I am home now (yea!) but not caught up to real time on the blog yet, so I'll do a few more posts to finish up...
After Yvette left Venice, we headed to Rome, but decided to first give ourselves one more chance to see Renaissance art in the birthplace of the Renaissance, so we stopped in Florence for a night. The place we had stayed before was all booked up, so we found another place on the same street near the Central Market. As we were being let into the building, a big group of drunk guys came up on the street, singing "You've Lost That Loving Feeling" to us. Later, after we left to go out, they sort of reappeared and we tried to walk fast and take weird turns to lose them. It was a little odd, especially since it was still daylight out, and I kind of felt like we were inside some weird pushy drunk guy videogame.

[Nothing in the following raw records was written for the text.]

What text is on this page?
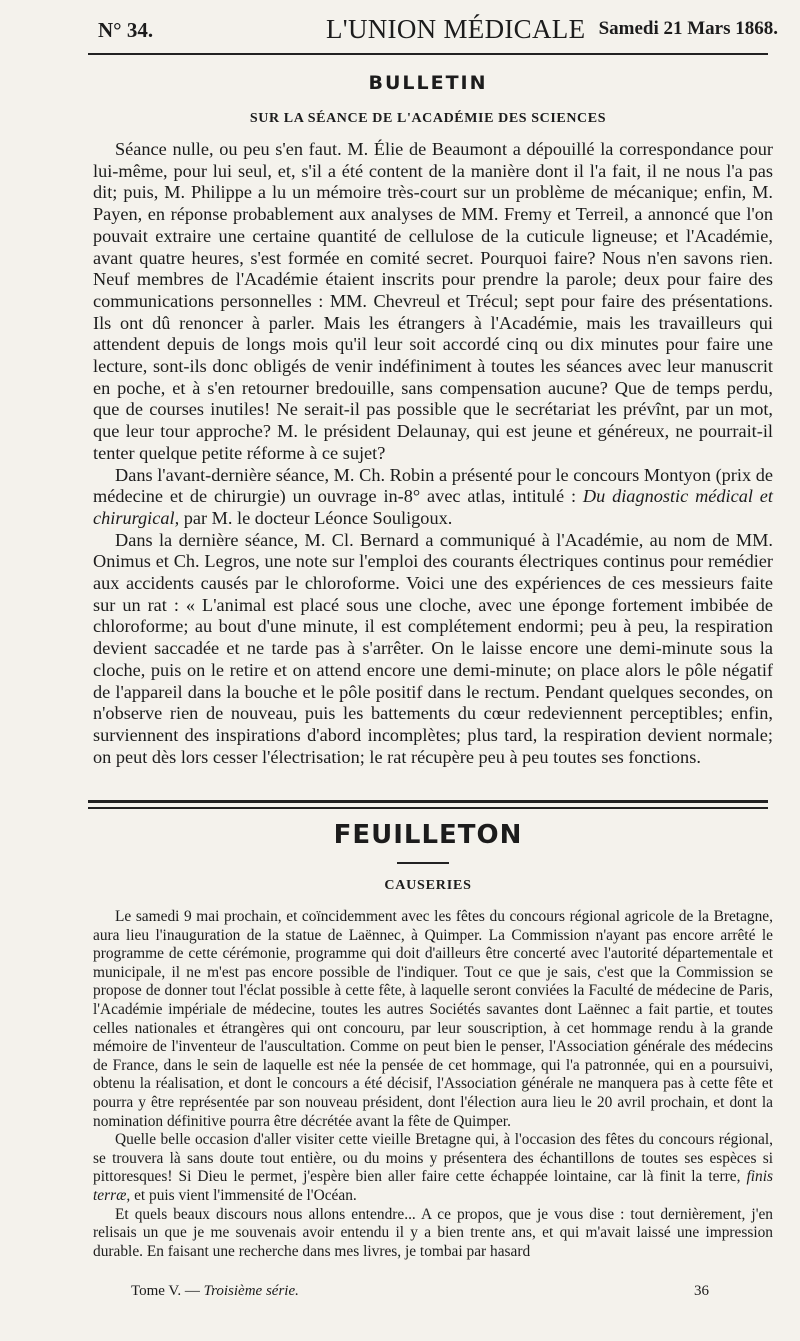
N° 34.	L'UNION MÉDICALE Samedi 21 Mars 1868.
BULLETIN
SUR LA SÉANCE DE L'ACADÉMIE DES SCIENCES

Séance nulle, ou peu s'en faut. M. Élie de Beaumont a dépouillé la correspondance pour lui-même, pour lui seul, et, s'il a été content de la manière dont il l'a fait, il ne nous l'a pas dit; puis, M. Philippe a lu un mémoire très-court sur un problème de mécanique; enfin, M. Payen, en réponse probablement aux analyses de MM. Fremy et Terreil, a annoncé que l'on pouvait extraire une certaine quantité de cellulose de la cuticule ligneuse; et l'Académie, avant quatre heures, s'est formée en comité secret. Pourquoi faire? Nous n'en savons rien. Neuf membres de l'Académie étaient inscrits pour prendre la parole; deux pour faire des communications personnelles : MM. Chevreul et Trécul; sept pour faire des présentations. Ils ont dû renoncer à parler. Mais les étrangers à l'Académie, mais les travailleurs qui attendent depuis de longs mois qu'il leur soit accordé cinq ou dix minutes pour faire une lecture, sont-ils donc obligés de venir indéfiniment à toutes les séances avec leur manuscrit en poche, et à s'en retourner bredouille, sans compensation aucune? Que de temps perdu, que de courses inutiles! Ne serait-il pas possible que le secrétariat les prévînt, par un mot, que leur tour approche? M. le président Delaunay, qui est jeune et généreux, ne pourrait-il tenter quelque petite réforme à ce sujet?

Dans l'avant-dernière séance, M. Ch. Robin a présenté pour le concours Montyon (prix de médecine et de chirurgie) un ouvrage in-8° avec atlas, intitulé : Du diagnostic médical et chirurgical, par M. le docteur Léonce Souligoux.

Dans la dernière séance, M. Cl. Bernard a communiqué à l'Académie, au nom de MM. Onimus et Ch. Legros, une note sur l'emploi des courants électriques continus pour remédier aux accidents causés par le chloroforme. Voici une des expériences de ces messieurs faite sur un rat : « L'animal est placé sous une cloche, avec une éponge fortement imbibée de chloroforme; au bout d'une minute, il est complétement endormi; peu à peu, la respiration devient saccadée et ne tarde pas à s'arrêter. On le laisse encore une demi-minute sous la cloche, puis on le retire et on attend encore une demi-minute; on place alors le pôle négatif de l'appareil dans la bouche et le pôle positif dans le rectum. Pendant quelques secondes, on n'observe rien de nouveau, puis les battements du cœur redeviennent perceptibles; enfin, surviennent des inspirations d'abord incomplètes; plus tard, la respiration devient normale; on peut dès lors cesser l'électrisation; le rat récupère peu à peu toutes ses fonctions.

FEUILLETON
CAUSERIES

Le samedi 9 mai prochain, et coïncidemment avec les fêtes du concours régional agricole de la Bretagne, aura lieu l'inauguration de la statue de Laënnec, à Quimper. La Commission n'ayant pas encore arrêté le programme de cette cérémonie, programme qui doit d'ailleurs être concerté avec l'autorité départementale et municipale, il ne m'est pas encore possible de l'indiquer. Tout ce que je sais, c'est que la Commission se propose de donner tout l'éclat possible à cette fête, à laquelle seront conviées la Faculté de médecine de Paris, l'Académie impériale de médecine, toutes les autres Sociétés savantes dont Laënnec a fait partie, et toutes celles nationales et étrangères qui ont concouru, par leur souscription, à cet hommage rendu à la grande mémoire de l'inventeur de l'auscultation. Comme on peut bien le penser, l'Association générale des médecins de France, dans le sein de laquelle est née la pensée de cet hommage, qui l'a patronnée, qui en a poursuivi, obtenu la réalisation, et dont le concours a été décisif, l'Association générale ne manquera pas à cette fête et pourra y être représentée par son nouveau président, dont l'élection aura lieu le 20 avril prochain, et dont la nomination définitive pourra être décrétée avant la fête de Quimper.

Quelle belle occasion d'aller visiter cette vieille Bretagne qui, à l'occasion des fêtes du concours régional, se trouvera là sans doute tout entière, ou du moins y présentera des échantillons de toutes ses espèces si pittoresques! Si Dieu le permet, j'espère bien aller faire cette échappée lointaine, car là finit la terre, finis terræ, et puis vient l'immensité de l'Océan.

Et quels beaux discours nous allons entendre... A ce propos, que je vous dise : tout dernièrement, j'en relisais un que je me souvenais avoir entendu il y a bien trente ans, et qui m'avait laissé une impression durable. En faisant une recherche dans mes livres, je tombai par hasard

Tome V. — Troisième série.	36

We walked around Florence that evening, looking for some magical gelato place that Yvette had taken Heidi during their day in the city. We wandered around, trying some different areas, and finally found it, a little place on a funny little street in Santa Croce called Vivoli. And it was the most amazing gelato I ever had. It didn't even seem like gelato, it seemed like a different food group. It was so good that I wanted to go back immediately, and I saw everything else in Florence through a sort of post-gelato haze. That night we found a cute little mom and pop trattoria so that Heidi could have her cute little mom and pop trattoria fix. It was good. No Vivoli, but good.
The next day we were very productive. I had made early reservations at the Uffizi Gallery, so we got up and got ready and headed down there, picked up our tickets, had some coffee and pastries, and took a tour of the Gallery, which is basically a collection of all the significant Italian painters. I did the audio tour, which was interesting and helpful, although it did make me trail several rooms behind Heidi and Brie.
After Uffizi, we kind of wanted to go to Mario's again, but I had made 12:30 reservations at the David, and we were starving, so we just stopped for some panini and sat on the steps of the Duomo to eat them. A gypsy woman came up to us (which basically happens any time you sit down outside in Italy) to ask for money. She really liked the look of Brie's stuffed pizza sandwich, and stared at Brie and mimed eating until Brie split it with her.
After that we went to the Accademia, which houses both the David and Michelangelo's unfinished Prisoners from his unfinished Tomb of Pope Julius II. I was really interested in these, especially because they were unfinished and so they give you a glimpse into his techniques. Michelangelo supposedly said, "I saw angel in the marble and I carved until I set him free." That seems really true of the Prisoners, who look like humans caught in stone, trying to pull themselves away. I was so caught up in the sculptures that I didn't even notice for quite a while what should have been obvious from the minute I walked into the hall: the beatifully lit, coolly perfect, 17 feet tall statue of David.
The David, moreso than anything else that I saw in Italy, defies both description and photographs. It's such a familiar image that you think you know what it looks like. (There's a house a few blocks from me on 3rd that has about 18 replicas of The David on its front lawn... at Christmastime they put Santa hats on all of them.) But seeing it in the hall literally stops your breath for a moment. It's simply the most beautiful, perfect sculpture I've ever seen. It was considered a "badly blocked out" piece of marble by the Florence Signoria, but 26-year-old Michelangelo still had to fight to get the commission, and then carved the sculpture that would become the symbol for the city. We stared at it for a long time, walking around to see it from different angles, and then gave a cursory glance to the other art in the Accademia and left.
After that we had a couple of hours before we wanted to leave. I wanted to see the Medici chapels but they were closed that day. We ended up walking around San Lorenzo market. I bought an overdue Christmas present for Micky and a leather jacket for myself... I think I bargained pretty well. The guy who sold me the jacket told me if I could stay for the evening and go out with him he would have a surprise for me... as intriguing as that sounded, I had to pass. Brie and Heidi did their best to support the Tuscan leather industry as well and bought bags.
Without visiting Vivoli again, which saddened me greatly, we packed our ever-increasing number of bags and caught the train to Rome.